In some classes of cases, after a determination by an inferior or lower tribunal not of record, a party may take a first-level appeal to a tribunal that is of record. For example, many government administrative agencies delegate initial decisions to a single person who acts informally, typically with a title like "clerk" or "examiner," such as a Social Security claims examiner or a patent examiner. Then, the agency provides a first-level of intra-agency review before a board of appeals that conducts its proceedings on a more formal basis than the proceedings before the initial hearing officer. In most cases, the first level appeal is "trial de novo" (or a 'hearing de novo). The intra-agency appeal may be of record or not or somewhere between, depending on the agency. That is not an appeal as such but a new proceeding, which completely supersedes the result of the prior agency determination. Often, the review tribunal will not permit introduction of new evidence, or may have evidentiary rules that are quite restrictive. When the first-level adjudication is made by an executive branch agency, and after all intra-agency procedures are exhausted, it is often possible to go to a court to seek judicial review of the judgment of the agency.

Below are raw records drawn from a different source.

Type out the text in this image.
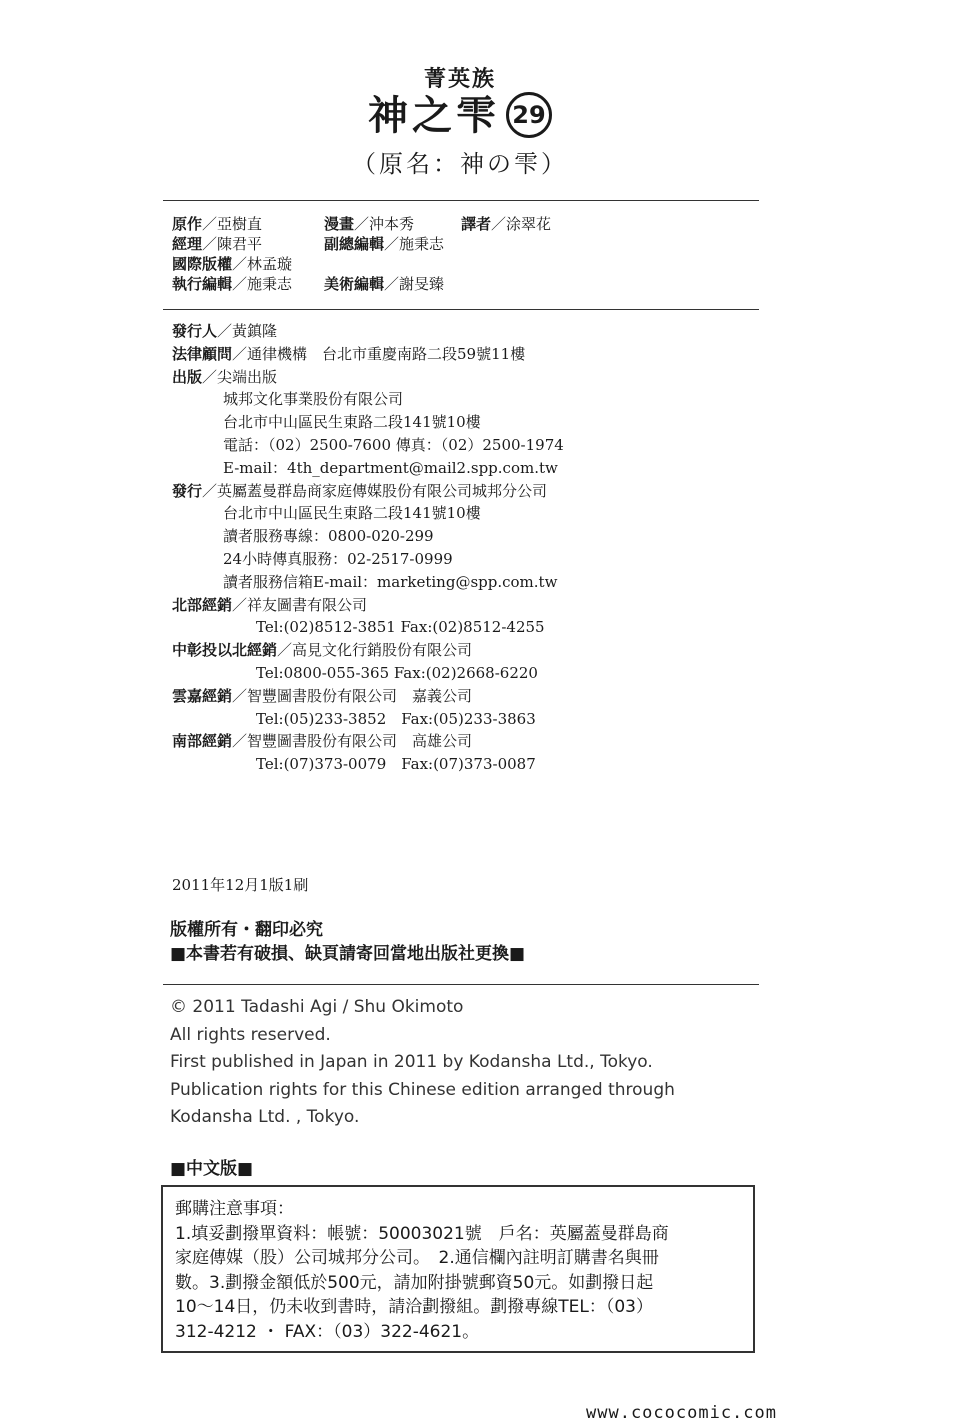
菁英族
神之雫 29
（原名：神の雫）
原作／亞樹直	漫畫／沖本秀	譯者／涂翠花
經理／陳君平	副總編輯／施秉志
國際版權／林孟璇
執行編輯／施秉志 美術編輯／謝旻臻
發行人／黃鎮隆
法律顧問／通律機構　台北市重慶南路二段59號11樓
出版／尖端出版
城邦文化事業股份有限公司
台北市中山區民生東路二段141號10樓
電話：（02）2500-7600 傳真：（02）2500-1974
E-mail：4th_department@mail2.spp.com.tw
發行／英屬蓋曼群島商家庭傳媒股份有限公司城邦分公司
台北市中山區民生東路二段141號10樓
讀者服務專線：0800-020-299
24小時傳真服務：02-2517-0999
讀者服務信箱E-mail：marketing@spp.com.tw
北部經銷／祥友圖書有限公司
Tel:(02)8512-3851 Fax:(02)8512-4255
中彰投以北經銷／高見文化行銷股份有限公司
Tel:0800-055-365 Fax:(02)2668-6220
雲嘉經銷／智豐圖書股份有限公司　嘉義公司
Tel:(05)233-3852　Fax:(05)233-3863
南部經銷／智豐圖書股份有限公司　高雄公司
Tel:(07)373-0079　Fax:(07)373-0087
2011年12月1版1刷
版權所有・翻印必究
■本書若有破損、缺頁請寄回當地出版社更換■
© 2011 Tadashi Agi / Shu Okimoto
All rights reserved.
First published in Japan in 2011 by Kodansha Ltd., Tokyo.
Publication rights for this Chinese edition arranged through
Kodansha Ltd. , Tokyo.
■中文版■
郵購注意事項：
1.填妥劃撥單資料：帳號：50003021號　戶名：英屬蓋曼群島商
家庭傳媒（股）公司城邦分公司。　2.通信欄內註明訂購書名與冊
數。3.劃撥金額低於500元，請加附掛號郵資50元。如劃撥日起
10～14日，仍未收到書時，請洽劃撥組。劃撥專線TEL：（03）
312-4212 ・ FAX：（03）322-4621。
www.cococomic.com
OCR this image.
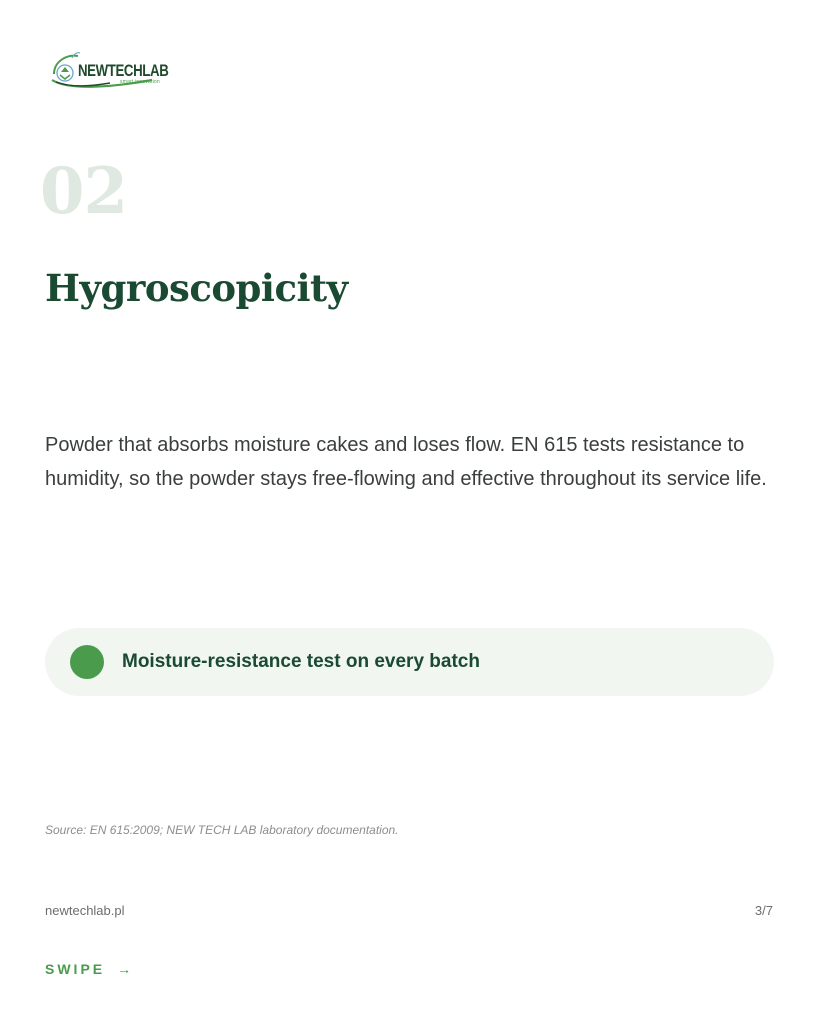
NEWTECHLAB
smart innovation
02
Hygroscopicity

Powder that absorbs moisture cakes and loses flow. EN 615 tests resistance to humidity, so the powder stays free-flowing and effective throughout its service life.

Moisture-resistance test on every batch
Source: EN 615:2009; NEW TECH LAB laboratory documentation.
newtechlab.pl	3/7
SWIPE →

The primary function of the record is to serve as the basis for appellate review of the agency- or trial-level proceedings. The record from a trial court includes the evidence introduced by the parties and some form of record of the proceeding itself, which includes copies of all papers filed by the parties and a transcript of any trial, and it may include an audio or videotape of hearings, appearances, or arguments of motions. Exhibits introduced in evidence are maintained in the court record at least for a certain period of time after the case has been tried, when the evidence may be returned to the parties or destroyed. If either party takes an appeal, the lower court produces a copy certified by a unique seal to authenticate the formal record.